What is it to be a gentleman? Is it to be honest, to be gentle, to be generous, to be brave, to be wise, and, possessing all these qualities, to exercise them in the most graceful outward manner? Ought a gentleman to be a loyal son, a true husband, and honest father? Ought his life to be decent-his bills to be paid his tastes to be high and elegant-his aims in life lofty and noble ? In a word, ought not the Biography of a First Gentleman in Europe to be of such a nature that it might be read in Young Ladies' Schools with advantage, and studied with profit in the Seminaries of Young Gentlemen? I put this question to all instructors of youth-to Mrs. Ellis and the Women of England; to all schoolmasters, from Doctor Hawtrey down to Mr. Squeers. I conjure up before me an

awful tribunal of youth and innocence, attended by its venerable instructors (like the ten thousand red-cheeked charity-children in Saint Paul's), sitting in judgment, and Gorgius pleading his cause in the midst. Out of Court, out of Court, fat old Florizel! Beadles, turn out that bloated, pimple-faced man!If Gorgius must have a statue in the new Palace which the Brentford nation is building, it ought to be set up in the Flunkey's Hall. He should be represented cutting out a coat, in which art he is said to have excelled. He also invented Maraschino punch, a shoe-buckle (this was in the vigor of his youth, and the prime force of his invention), and a Chinese pavilion, the most hideous building in the world. He could drive a four-in-hand very nearly as well as the Brighton coachman, could fence elegantly, and it is said, played the fiddle well. And he smiled with such irresistible fascination, that persons who were introduced into his august presence became his victims, body and soul, as a rabbit becomes the prey of a great big boa-constrictor.

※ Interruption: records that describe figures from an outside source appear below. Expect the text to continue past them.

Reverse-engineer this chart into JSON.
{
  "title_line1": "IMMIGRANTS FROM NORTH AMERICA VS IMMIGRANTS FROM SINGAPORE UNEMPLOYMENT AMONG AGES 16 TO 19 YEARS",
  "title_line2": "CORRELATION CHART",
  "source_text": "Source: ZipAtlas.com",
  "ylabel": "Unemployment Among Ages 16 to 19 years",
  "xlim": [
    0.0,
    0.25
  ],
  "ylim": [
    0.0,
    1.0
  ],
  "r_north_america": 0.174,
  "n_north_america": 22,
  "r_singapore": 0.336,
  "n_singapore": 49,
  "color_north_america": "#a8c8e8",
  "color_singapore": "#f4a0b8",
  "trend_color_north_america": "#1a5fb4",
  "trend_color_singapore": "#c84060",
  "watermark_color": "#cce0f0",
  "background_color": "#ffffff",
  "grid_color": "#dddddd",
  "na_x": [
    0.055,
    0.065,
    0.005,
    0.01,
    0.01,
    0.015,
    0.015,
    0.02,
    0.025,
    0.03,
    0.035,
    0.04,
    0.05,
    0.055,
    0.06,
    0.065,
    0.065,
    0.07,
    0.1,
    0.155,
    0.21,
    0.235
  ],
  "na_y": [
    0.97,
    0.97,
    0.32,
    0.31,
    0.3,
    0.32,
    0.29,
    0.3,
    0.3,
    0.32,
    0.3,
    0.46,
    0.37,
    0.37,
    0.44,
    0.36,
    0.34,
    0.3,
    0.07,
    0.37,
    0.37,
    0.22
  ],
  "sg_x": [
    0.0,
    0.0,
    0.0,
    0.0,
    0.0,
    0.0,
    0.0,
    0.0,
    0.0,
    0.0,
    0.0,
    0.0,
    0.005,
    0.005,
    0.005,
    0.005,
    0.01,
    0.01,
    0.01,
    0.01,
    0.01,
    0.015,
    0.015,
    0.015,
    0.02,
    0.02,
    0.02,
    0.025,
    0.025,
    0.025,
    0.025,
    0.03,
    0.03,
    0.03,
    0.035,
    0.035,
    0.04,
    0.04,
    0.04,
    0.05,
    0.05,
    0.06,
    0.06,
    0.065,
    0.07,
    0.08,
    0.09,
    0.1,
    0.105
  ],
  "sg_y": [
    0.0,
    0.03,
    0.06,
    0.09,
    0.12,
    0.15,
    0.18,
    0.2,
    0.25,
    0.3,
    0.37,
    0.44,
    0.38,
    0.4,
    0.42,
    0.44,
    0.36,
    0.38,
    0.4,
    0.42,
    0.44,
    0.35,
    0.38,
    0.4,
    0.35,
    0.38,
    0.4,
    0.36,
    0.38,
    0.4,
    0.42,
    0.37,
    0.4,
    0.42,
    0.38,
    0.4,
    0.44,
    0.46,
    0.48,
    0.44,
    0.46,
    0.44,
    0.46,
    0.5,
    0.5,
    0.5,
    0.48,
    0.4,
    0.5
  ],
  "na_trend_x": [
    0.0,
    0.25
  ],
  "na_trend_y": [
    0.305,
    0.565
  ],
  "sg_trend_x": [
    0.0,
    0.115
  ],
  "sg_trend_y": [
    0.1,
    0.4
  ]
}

I would wager that if Mr. Widdicomb were, by a revolution, placed on the throne of Brentford, people would be equally fascinated by his irresistibly majestic smile, and tremble as they knelt down to kiss his hand. If he went to Dublin they would erect an obelisk on the spot where he first landed, as the Pad dylanders did when Gorgius visited them. We have all of us read with delight that story of the King's voyage to Haggisland, where his presence inspired such a fury of loyalty; and where the most famous man of the country-the Baron of Bradwardine coming on board the royal yacht, and finding a glass out of which Gorgius had drunk, put it into his coat-pocket as an inestimable relic, and went ashore again. But the Baron sat down upon the glass and broke it, and cut his coat tails very much; and the inestimable relic was lost to the world forever. O noble Bradwardine! What old-world superstition could set you on your knees before such an idol as that?

If you want to moralize upon the mutability of human affairs, go and see the figure of Gorgius in his real, identical robes, at the wax-work.-Admittance one shilling. Children and flunkeys sixpence. Go, and pay sixpence.